Member of Parliament for Batticaloa District
- In office 2004–2010

Personal details
- Born: 16 September 1965
- Died: 21 June 2026 (aged 60) Batticaloa, Sri Lanka
- Party: Tamil National Alliance
- Other political affiliations: Sri Lanka Podujana Peramuna Samagi Jana Balawegaya
- Profession: Teacher

= S. Jeyanandamoorthy =

Sr Lankan Tamil politician (1965–2026)

Senathirajah Jeyanandamoorthy (சேனாதிராஜா ஜெயானந்தமூர்த்தி; 16 September 1965 – 21 June 2026) was a Sri Lankan Tamil politician who served as a member of parliament.

==Early life==
Jeyanandamoorthy was born on 16 September 1965.

==Career==
Jeyanandamoorthy had been a correspondent for Virakesari and TamilNet.
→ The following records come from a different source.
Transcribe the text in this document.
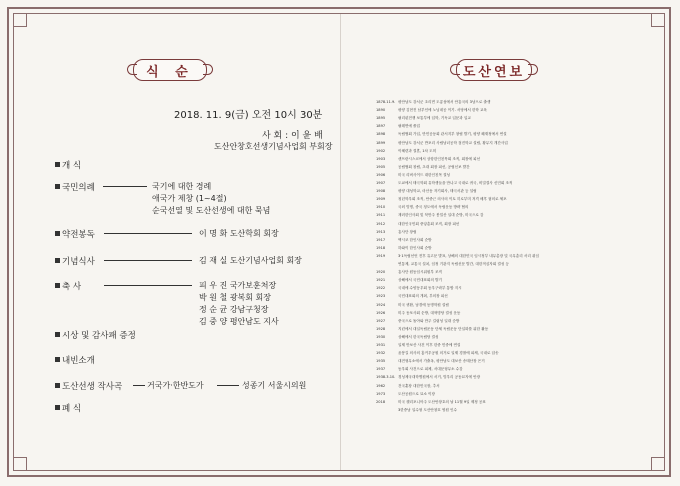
식 순
2018. 11. 9(금) 오전 10시 30분
사 회 : 이 윤 배
도산안창호선생기념사업회 부회장
개 식
국민의례	국기에 대한 경례
애국가 제창 (1~4절)
순국선열 및 도산선생에 대한 묵념
약전봉독	이 명 화 도산학회 회장
기념식사	김 재 실 도산기념사업회 회장
축 사	피 우 진 국가보훈처장
박 원 철 광복회 회장
정 순 균 강남구청장
김 중 양 평안남도 지사
시상 및 감사패 증정
내빈소개
도산선생 작사곡	거국가·한반도가	성종기 서울시의원
폐 식
도산연보
1878.11.9. 평안남도 강서군 초리면 도롱섬에서 안흥국의 3남으로 출생
1890	평양 김현진 남부인에 노님네공 이기. 서당에서 한학 교육
1895	필리핀전쟁 보통부에 입학, 기독교 입문과 입교
1897	필레면예 졸업
1898	독립협회 가입, 만민공동회 관서지부 창립 발기, 평양 쾌재정에서 연설
1899	평안남도 강서군 반포리 사립남녀공학 점진학교 설립, 황무지 개간사업
1902	이혜련과 결혼, 1차 도미
1903	샌프란시스코에서 상항한인친목회 조직, 회장에 피선
1905	공립협회 창립, 초대 회장 피선, 공립신보 발간
1906	미국 리버사이드 대한인친목 결성
1907	도쿄에서 태극학회 유학생들을 만나고 국내로 귀국, 비밀결사 신민회 조직
1908	평양 대성학교, 마산동 자기회사, 태극서관 등 설립
1909	청년학우회 조직, 안중근 의사의 이토 히로부미 저격 배후 혐의로 체포
1910	국외 망명, 중국 청도에서 독립운동 방략 협의
1911	재러한인사회 및 북만주 봉밀산 일대 순방, 미국으로 감
1912	대한인국민회 중앙총회 조직, 회장 피선
1913	흥사단 창립
1917	멕시코 한인사회 순방
1918	하와이 한인사회 순방
1919	3·1독립선언 전후 유고문 발표, 상해의 대한민국 임시정부 내무총장 및 국무총리 서리 취임
연통제, 교통국 설치, 임정 기관지 독립신문 발간, 대한적십자회 결성 등
1920	흥사단 원동임시위원부 조직
1921	상해에서 국민대표회의 발기
1922	국내에 수양동우회 동우구락부 통합 지시
1923	국민대표회의 개최, 부의장 피선
1924	미국 귀환, 남경에 동명학원 설립
1926	미주 동포사회 순방, 대혁명당 결성 운동
1927	중국으로 돌아와 만주 길림성 일대 순방
1928	지린에서 대일독립운동 단체 독립운동 단일화를 위한 활동
1930	상해에서 한국독립당 결성
1931	일제 만보산 사건 이후 한중 민중에 연설
1932	윤봉길 의사의 홍커우공원 의거로 일제 경찰에 피체, 국내로 압송
1935	대전형무소에서 가출옥, 평안남도 대보산 송태산장 은거
1937	동우회 사건으로 피체, 서대문형무소 수감
1938.3.10. 경성제국대학병원에서 서거, 망우리 공동묘지에 안장
1962	건국훈장 대한민국장, 추서
1973	도산공원으로 묘소 이장
2018	미국 캘리포니아주 도산안창호의 날 11월 9일 제정 공표
3한중남 일수형 도산안창호 영원 인수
He was selected by the rebel Liberation Tigers of Tamil Eelam (LTTE) to be one of the Tamil National Alliance's (TNA) candidates in Batticaloa District at the 2004 parliamentary election. He was elected and entered Parliament.

Jeyanandamoorthy and his relatives were repeatedly threatened by the Tamil Makkal Viduthalai Pulikal, a Sri Lankan government backed paramilitary group. He subsequently fled to the United Kingdom.

In May 2010, he was elected to the Transnational Constituent Assembly of Tamil Eelam.

==Death==
Jeyanandamoorthy died on 21 June 2026, at the age of 60.